Un débat sur la durabilité
Au-delà des éléments susmentionnés, c’est le principe-même de la durabilité qui est en cause pour nous. Il y a en effet un aspect supplémentaire, qui va au-delà des considérations juridiques et qui concerne le débat sur la durabilité. En d’autres termes, comment établir un nouveau modèle «sociétal» qui assure la croissance économique, sans compromettre les performances environnementales et les principes sociaux. L’UE est à l’avant-garde de ce débat, avec son Green Deal ainsi que sa stratégie de la ferme à l’assiette (F2F) spécifiquement adressées au secteur agricole.

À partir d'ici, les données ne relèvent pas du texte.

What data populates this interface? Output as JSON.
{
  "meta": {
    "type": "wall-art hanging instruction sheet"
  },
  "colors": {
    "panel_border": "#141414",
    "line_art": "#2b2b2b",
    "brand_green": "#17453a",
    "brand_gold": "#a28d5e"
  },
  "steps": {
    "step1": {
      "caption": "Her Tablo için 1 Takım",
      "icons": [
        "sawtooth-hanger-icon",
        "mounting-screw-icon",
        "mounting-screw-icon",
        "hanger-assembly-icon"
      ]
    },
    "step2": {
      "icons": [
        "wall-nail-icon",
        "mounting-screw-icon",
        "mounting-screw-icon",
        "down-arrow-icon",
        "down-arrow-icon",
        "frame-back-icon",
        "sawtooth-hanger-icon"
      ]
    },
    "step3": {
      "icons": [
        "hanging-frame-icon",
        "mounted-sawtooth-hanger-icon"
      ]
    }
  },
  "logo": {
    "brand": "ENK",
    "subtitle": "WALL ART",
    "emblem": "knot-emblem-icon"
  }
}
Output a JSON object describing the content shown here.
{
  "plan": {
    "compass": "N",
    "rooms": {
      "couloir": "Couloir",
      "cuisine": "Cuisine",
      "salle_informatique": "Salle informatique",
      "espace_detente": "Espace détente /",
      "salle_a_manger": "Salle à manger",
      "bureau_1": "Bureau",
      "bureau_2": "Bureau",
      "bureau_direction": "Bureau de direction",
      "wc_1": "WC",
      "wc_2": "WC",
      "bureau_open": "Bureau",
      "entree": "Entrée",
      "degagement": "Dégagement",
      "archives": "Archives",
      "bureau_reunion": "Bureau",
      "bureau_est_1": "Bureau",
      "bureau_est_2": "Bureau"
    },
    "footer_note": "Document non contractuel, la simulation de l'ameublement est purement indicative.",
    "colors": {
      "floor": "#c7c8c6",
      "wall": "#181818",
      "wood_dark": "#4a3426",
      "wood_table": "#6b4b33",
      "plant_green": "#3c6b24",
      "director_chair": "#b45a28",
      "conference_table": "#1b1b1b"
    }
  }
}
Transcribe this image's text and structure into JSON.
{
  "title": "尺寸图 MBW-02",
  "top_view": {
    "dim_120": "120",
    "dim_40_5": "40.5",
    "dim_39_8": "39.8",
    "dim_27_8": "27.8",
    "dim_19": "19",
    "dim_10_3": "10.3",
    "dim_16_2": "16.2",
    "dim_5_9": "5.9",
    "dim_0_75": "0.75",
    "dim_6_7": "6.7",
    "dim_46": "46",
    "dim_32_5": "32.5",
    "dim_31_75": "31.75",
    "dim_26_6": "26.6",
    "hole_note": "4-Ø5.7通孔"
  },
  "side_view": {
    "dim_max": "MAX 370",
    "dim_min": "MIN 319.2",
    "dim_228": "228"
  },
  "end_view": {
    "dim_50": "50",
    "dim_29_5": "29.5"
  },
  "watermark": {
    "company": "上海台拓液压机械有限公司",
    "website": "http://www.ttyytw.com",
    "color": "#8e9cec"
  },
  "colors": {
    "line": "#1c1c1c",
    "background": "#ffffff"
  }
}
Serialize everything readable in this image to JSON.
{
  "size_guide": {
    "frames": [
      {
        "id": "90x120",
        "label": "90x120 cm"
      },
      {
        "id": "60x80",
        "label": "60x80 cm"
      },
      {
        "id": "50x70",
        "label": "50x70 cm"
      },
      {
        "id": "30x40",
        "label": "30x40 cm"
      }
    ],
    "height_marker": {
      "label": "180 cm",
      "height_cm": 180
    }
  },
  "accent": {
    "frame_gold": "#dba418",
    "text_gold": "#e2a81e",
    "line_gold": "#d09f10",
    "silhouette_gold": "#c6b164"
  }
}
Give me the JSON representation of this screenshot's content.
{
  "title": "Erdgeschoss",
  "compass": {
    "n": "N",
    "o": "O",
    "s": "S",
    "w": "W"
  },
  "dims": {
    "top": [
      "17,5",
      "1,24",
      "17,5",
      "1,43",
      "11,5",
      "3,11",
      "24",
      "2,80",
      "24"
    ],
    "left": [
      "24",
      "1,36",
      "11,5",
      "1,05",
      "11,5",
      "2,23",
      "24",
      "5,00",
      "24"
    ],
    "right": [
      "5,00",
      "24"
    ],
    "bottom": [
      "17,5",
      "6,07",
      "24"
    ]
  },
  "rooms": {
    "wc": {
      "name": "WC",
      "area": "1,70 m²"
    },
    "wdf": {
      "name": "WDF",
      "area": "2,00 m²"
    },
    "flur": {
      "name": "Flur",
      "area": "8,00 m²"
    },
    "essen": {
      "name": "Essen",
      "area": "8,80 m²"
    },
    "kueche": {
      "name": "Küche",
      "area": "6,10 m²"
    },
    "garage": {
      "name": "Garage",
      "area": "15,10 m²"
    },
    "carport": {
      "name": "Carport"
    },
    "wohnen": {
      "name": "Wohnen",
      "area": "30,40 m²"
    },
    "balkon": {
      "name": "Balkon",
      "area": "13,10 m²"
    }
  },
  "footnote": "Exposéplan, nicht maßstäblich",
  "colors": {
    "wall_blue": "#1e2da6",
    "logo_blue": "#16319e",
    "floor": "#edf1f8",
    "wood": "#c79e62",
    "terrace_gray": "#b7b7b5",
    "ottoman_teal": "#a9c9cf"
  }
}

L’un des objectifs clés de cette stratégie est de renforcer encore la transparence et la traçabilité de la chaîne alimentaire et des boissons, afin de s’assurer que les consommateurs sont pleinement informés sur la composition, les méthodes et l’impact des produits qu’ils achètent. Si l’on examine la question globale du point de vue de la durabilité, qui est irréversible et sera au cœur de l’élaboration des politiques dans les années à venir, il ne fait aucun doute que toute pratique commerciale qui pourrait faciliter l’induire en erreur des consommateurs quant à la véritable origine ou à la qualité des ingrédients et matières premières utilisés dans les produits transformés, non seulement contrevient aux règles de propriété intellectuelle, mais va à l’encontre des attentes des consommateurs et des principales préoccupations des décideurs.
Le 13 mars prochain, la Commission européenne a beaucoup à perdre ou à gagner selon la position qu’elle prendra. Pour elle, pour l’Europe, mais aussi pour des milliers de familles de producteurs, transmetteurs de savoir-faire ancrés dans des indications géographiques du monde entier. Nous espérons tous qu’elle entendra notre appel.